Healthcare cost continues to rise and the Affordable Care Act (ACA) isn’t exactly affordable at all. The inflation of healthcare is rising faster than the American economies natural inflation rate. What is making healthcare rise faster than everything else? There are many contributing factors and one of the major ones is supply and demand. The demand for healthcare didn’t happen organically, it happened over night. When the ACA was passed the entire United States population had demand, but the supply stayed the same. Sadly the healthcare provider market hasn’t expanded much in response to the demand.

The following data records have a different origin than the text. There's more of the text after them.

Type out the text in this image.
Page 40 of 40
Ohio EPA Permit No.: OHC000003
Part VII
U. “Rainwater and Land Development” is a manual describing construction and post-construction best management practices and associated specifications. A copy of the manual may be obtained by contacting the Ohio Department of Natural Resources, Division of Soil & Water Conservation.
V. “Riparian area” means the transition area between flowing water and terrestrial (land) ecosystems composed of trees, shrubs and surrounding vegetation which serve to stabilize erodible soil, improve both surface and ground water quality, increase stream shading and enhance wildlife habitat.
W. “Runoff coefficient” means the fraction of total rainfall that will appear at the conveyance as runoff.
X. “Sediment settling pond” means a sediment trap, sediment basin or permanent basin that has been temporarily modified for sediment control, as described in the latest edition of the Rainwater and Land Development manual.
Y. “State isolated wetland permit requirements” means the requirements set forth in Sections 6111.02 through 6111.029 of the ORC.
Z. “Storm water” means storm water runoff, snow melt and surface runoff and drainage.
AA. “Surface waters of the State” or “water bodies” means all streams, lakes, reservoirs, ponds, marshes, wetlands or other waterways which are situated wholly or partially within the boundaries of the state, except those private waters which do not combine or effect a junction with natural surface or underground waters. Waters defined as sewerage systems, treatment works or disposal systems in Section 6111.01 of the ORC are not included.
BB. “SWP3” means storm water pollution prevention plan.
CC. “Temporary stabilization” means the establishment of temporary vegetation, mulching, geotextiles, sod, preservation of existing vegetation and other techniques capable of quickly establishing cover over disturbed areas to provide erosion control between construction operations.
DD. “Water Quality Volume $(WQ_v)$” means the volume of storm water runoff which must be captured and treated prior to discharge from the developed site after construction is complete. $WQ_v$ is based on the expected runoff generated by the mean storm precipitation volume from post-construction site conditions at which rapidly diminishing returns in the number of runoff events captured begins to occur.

There are some new health insurance carriers that are trying to hedge their way into the market, but the successful ones get bought out by the larger more established companies. The inflation for healthcare is not just attributed to supply and demand though, it is also the result of political decisions and increased regulations as well as the cost of prescriptions, medical devices, and hospital care, according to an article on Forbes. Some of these were already an issue to rising healthcare costs before the ACA was passed, so why did congress put a 2.3% tax on medical devices under the ACA’s law? Doesn’t make much sense when you are trying to keep healthcare cost “affordable.”
Here is a graph that we pulled from Forbes comparing the natural rate of inflation against the healthcare rate of inflation. Will healthcare increases outrun our incomes if more competition doesn’t halt the monopolized lack of supply for the ever increasing demand? What are your thoughts on healthcare costs?